Succession at the Top: Lessons Learned from CEO Transitions

10-11-13-Kaplan.pngThere is no more vital decision for a bank and its board of directors than choosing who leads the organization. Yet leadership succession represents a growing challenge, as banks too often lack sufficient executive depth or proper succession planning. In the worst cases, banks with both weak succession and performance issues may even be encouraged to find a merger partner.

Having conducted more than fifty CEO/succession search assignments, we have clearly seen that superior talent really does make a difference, especially for banks intending to remain long-term survivors. From those accumulated client experiences, we have identified the following seven lessons learned from CEO transitions:

Lesson #1: Succession Really Does Matter!
It is imperative that boards exercise their fiduciary and governance responsibilities, and grapple with the challenges of leadership succession. The continuity of leadership promotes continuity of strategy, and both regulators and governance activists are more focused than ever on succession. There is also a growing body of information which affirms that a lack of planned orderly succession can have a significant impact on the value of the company.

Lesson #2: Identify the Obstacles to Succession Planning.
Who is the stumbling block to planning for the bank’s future leadership? Is it the CEO who refuses to accept that he/she will not live forever, or are there directors who do not want to raise this issue with their friend the CEO? The board has a responsibility to tackle succession no matter how awkward it may be, so have these conversations early and often.

Lesson #3: The Succession Process Is as Important as the Outcome.
A robust, thoughtful and thorough succession process adds huge credibility to the board and the bank, regardless of whether your successor comes from within or outside of the bank. Take the time up front to ensure the alignment of your organization’s strategic plan with the ideal profile of your next CEO. The board can’t spend too much time getting to know its future leader.

Lesson #4: You Really Can Do It!
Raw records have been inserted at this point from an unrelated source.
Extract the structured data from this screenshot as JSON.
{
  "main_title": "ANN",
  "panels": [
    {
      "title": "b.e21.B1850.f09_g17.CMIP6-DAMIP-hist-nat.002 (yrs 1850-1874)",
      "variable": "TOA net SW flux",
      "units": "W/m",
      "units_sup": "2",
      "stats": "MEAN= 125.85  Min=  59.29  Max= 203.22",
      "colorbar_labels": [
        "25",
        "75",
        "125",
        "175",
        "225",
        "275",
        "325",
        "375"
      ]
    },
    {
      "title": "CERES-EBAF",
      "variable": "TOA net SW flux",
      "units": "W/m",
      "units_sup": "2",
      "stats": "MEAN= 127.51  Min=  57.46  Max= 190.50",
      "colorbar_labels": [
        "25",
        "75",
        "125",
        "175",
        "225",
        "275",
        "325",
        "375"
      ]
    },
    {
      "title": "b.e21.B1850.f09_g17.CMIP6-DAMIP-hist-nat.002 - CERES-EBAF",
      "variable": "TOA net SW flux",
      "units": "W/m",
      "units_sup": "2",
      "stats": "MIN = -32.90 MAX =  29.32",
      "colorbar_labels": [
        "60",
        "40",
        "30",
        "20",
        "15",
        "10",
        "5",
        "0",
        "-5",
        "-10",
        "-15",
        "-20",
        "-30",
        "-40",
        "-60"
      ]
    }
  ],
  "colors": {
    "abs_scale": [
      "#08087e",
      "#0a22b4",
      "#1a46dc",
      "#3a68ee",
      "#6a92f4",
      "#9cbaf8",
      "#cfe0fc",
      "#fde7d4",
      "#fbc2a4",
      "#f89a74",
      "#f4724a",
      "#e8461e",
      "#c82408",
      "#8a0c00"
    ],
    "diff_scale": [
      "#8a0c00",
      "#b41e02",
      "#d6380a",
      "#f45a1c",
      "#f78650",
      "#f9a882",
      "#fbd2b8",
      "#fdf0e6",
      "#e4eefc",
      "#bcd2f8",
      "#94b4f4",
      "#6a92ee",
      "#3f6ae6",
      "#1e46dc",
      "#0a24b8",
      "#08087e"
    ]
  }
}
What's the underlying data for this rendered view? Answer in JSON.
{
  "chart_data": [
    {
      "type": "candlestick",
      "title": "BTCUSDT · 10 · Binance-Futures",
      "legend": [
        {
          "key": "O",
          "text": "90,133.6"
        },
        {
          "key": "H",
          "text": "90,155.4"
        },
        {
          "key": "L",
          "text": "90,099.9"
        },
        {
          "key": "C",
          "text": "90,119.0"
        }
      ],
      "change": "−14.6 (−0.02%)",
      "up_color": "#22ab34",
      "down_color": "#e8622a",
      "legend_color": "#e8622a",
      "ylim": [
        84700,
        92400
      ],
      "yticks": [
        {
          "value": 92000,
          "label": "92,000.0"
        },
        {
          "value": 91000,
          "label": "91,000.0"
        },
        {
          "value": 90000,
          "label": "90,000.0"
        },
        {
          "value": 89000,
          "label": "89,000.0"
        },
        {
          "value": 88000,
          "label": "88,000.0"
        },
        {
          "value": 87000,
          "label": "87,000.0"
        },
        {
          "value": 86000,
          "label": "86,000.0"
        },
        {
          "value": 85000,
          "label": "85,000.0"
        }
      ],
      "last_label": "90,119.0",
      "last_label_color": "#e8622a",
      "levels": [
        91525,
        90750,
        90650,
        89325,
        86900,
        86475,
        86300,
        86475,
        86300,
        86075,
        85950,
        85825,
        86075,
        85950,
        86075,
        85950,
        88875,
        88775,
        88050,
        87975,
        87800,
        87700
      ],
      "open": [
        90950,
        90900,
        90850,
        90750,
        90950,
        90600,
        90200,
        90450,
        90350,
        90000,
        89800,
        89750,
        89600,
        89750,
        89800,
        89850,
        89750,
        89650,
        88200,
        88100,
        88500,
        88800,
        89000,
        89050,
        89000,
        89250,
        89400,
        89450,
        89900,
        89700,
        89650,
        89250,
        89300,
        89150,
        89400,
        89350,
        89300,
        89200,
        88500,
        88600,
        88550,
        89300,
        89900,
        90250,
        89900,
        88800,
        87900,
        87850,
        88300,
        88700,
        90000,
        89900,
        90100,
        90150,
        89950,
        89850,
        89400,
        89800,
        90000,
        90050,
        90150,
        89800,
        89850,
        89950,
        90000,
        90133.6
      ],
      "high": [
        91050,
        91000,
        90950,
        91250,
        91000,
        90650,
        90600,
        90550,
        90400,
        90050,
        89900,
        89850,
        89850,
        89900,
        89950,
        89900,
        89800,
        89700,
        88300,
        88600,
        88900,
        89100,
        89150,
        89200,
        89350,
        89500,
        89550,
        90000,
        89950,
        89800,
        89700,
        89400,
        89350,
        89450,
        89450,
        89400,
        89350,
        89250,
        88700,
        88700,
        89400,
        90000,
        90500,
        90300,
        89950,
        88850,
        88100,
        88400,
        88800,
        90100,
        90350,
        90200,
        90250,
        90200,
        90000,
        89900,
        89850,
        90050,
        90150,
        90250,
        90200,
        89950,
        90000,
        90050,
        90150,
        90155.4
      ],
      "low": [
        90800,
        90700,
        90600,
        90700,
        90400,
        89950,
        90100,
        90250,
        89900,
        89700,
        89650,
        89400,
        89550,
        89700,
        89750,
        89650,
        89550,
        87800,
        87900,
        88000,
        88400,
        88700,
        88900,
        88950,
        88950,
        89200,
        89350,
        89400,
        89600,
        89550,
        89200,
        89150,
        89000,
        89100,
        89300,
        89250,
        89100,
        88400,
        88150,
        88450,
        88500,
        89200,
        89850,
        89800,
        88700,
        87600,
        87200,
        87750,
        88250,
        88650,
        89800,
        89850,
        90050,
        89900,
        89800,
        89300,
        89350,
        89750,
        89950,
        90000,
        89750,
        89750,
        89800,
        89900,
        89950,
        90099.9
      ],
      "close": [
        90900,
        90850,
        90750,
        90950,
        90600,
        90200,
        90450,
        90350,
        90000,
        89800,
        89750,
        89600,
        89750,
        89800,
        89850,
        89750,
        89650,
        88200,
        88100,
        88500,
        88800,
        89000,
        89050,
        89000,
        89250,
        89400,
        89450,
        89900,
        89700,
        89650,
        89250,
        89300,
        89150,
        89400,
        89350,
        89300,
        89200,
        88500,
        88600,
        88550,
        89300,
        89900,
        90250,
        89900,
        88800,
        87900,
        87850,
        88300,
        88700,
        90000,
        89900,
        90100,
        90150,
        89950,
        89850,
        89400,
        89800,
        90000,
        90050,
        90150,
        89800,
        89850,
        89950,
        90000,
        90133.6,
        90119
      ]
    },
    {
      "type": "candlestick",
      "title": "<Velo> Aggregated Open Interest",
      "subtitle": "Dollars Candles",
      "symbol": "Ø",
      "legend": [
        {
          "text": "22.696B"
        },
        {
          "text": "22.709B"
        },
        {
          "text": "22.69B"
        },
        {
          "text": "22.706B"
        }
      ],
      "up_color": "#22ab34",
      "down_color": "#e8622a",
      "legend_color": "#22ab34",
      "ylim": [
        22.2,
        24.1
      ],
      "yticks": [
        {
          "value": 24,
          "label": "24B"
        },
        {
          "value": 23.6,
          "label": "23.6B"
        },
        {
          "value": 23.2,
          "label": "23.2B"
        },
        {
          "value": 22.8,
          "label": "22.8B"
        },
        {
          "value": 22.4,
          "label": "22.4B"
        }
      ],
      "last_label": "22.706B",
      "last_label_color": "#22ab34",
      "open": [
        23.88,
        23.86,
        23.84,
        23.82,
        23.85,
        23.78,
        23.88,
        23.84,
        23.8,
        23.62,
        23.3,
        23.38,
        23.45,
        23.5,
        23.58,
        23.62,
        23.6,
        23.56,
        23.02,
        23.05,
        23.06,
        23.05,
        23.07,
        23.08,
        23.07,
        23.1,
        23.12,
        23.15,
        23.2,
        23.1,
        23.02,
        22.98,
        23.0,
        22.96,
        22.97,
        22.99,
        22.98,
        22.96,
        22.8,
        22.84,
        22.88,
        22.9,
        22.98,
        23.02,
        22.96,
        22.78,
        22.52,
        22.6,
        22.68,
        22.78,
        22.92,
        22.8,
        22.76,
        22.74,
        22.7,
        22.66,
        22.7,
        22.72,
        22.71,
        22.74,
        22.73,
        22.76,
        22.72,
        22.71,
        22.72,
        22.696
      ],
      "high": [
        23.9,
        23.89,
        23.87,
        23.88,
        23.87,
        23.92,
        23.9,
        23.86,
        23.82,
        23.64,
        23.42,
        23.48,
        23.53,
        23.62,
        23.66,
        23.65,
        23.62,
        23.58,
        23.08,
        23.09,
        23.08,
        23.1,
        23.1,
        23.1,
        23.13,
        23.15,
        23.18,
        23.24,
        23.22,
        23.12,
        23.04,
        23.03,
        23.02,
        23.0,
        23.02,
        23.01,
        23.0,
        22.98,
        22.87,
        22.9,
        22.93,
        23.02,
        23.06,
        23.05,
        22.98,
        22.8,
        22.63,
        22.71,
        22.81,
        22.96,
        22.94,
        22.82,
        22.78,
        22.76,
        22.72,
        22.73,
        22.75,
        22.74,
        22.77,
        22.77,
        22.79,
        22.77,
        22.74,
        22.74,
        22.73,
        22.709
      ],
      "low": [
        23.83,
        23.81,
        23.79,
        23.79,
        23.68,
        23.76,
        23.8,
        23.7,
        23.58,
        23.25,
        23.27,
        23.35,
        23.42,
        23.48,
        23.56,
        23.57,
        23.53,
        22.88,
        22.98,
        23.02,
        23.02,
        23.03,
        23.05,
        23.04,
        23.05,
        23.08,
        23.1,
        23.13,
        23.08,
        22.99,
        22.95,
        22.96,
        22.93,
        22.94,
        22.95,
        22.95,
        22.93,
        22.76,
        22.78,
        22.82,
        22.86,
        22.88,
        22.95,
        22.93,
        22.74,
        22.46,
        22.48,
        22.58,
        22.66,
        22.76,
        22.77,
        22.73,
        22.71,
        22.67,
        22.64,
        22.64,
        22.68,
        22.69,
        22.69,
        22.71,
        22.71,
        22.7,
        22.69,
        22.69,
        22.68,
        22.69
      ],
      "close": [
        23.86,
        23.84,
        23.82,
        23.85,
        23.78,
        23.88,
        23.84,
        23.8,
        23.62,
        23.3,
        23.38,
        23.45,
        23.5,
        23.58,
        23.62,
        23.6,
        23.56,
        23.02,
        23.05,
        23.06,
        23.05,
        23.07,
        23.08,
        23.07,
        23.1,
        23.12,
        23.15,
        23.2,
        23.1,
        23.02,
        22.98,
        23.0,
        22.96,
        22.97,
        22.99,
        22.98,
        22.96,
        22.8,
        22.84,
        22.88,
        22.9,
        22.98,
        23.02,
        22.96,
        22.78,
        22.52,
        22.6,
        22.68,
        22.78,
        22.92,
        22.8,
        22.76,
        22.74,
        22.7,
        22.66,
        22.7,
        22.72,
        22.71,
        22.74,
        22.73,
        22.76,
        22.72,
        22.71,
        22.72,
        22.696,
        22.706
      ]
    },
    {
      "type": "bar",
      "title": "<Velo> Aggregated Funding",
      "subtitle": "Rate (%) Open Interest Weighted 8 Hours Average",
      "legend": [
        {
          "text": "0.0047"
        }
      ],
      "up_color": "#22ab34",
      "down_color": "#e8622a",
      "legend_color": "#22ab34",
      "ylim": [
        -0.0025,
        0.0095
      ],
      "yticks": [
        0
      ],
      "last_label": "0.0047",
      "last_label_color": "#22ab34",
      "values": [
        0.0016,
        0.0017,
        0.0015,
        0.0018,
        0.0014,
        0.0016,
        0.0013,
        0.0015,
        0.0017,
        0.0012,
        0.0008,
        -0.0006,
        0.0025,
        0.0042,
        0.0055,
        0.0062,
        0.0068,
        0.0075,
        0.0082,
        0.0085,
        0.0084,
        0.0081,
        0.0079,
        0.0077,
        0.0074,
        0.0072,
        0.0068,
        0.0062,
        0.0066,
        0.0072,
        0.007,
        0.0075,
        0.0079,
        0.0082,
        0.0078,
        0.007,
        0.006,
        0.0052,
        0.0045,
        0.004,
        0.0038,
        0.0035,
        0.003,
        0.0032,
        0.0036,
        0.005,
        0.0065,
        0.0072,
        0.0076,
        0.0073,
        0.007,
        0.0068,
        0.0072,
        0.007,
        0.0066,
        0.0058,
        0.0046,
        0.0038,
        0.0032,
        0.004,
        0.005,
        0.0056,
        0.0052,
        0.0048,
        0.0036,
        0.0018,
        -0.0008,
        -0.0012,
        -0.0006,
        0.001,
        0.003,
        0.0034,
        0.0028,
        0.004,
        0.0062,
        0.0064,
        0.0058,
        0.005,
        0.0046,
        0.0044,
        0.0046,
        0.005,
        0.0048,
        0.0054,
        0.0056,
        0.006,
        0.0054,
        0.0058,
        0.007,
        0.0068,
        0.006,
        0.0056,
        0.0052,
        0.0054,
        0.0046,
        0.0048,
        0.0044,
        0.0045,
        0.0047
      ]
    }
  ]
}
Develop Your Own Methodology and Timeline.
Each succession situation and timeline is different, so there is no definitive template to follow. That being said, I would suggest boards begin efforts no less than 30 to 36 months before a potential transition of leadership. It is also very helpful to formally anoint a succession committee of the board (note: this is not a search committee) to take ownership of this process and manage the many critical elements along the path. That makes the succession effort more manageable and provides for accountability.

Lesson #5: It Is Critical to Handle Potential Internal Contenders Well.
Ideally, your succession planning process will promote the development of several internal contenders, and it is important to manage their expectations from the beginning. Handling internal contenders well has a significant impact on how they feel about the company, and how they see their future in the organization. Position the entire exercise as a developmental opportunity, and provide constructive feedback and specific recommendations for folks who are not selected for advancement.

Lesson #6: The Building Blocks of Talent Development Make a Big Difference Over Time.
Nearly all of the data on succession reinforces the idea that well developed internal successors perform better than outside hires. Thus, efforts to groom high potential candidates for more senior roles should be ongoing. Create a personal development plan for each individual with upside potential. Help them develop stronger and more varied technical skills, as well as more training in soft skills. Whatever talent development efforts you initiate, they will make your business stronger and aid the retention of your rising stars.

Lesson #7: Avoiding the Challenges of Succession May Have a Huge Downside.
Research from FTI Consulting shows that 43 percent of CEO transitions are unplanned. The bank’s value can be impacted by unexpected leadership changes, and such changes can make the bank more likely to sell out.

Institutions that we have seen survive and thrive over a lengthy time horizon have benefitted from the successful execution of strategy, which flows from a continuity of leadership. Bank boards of directors and incumbent CEOs must recognize this imperative, and regularly focus on succession and talent at the top of their agendas.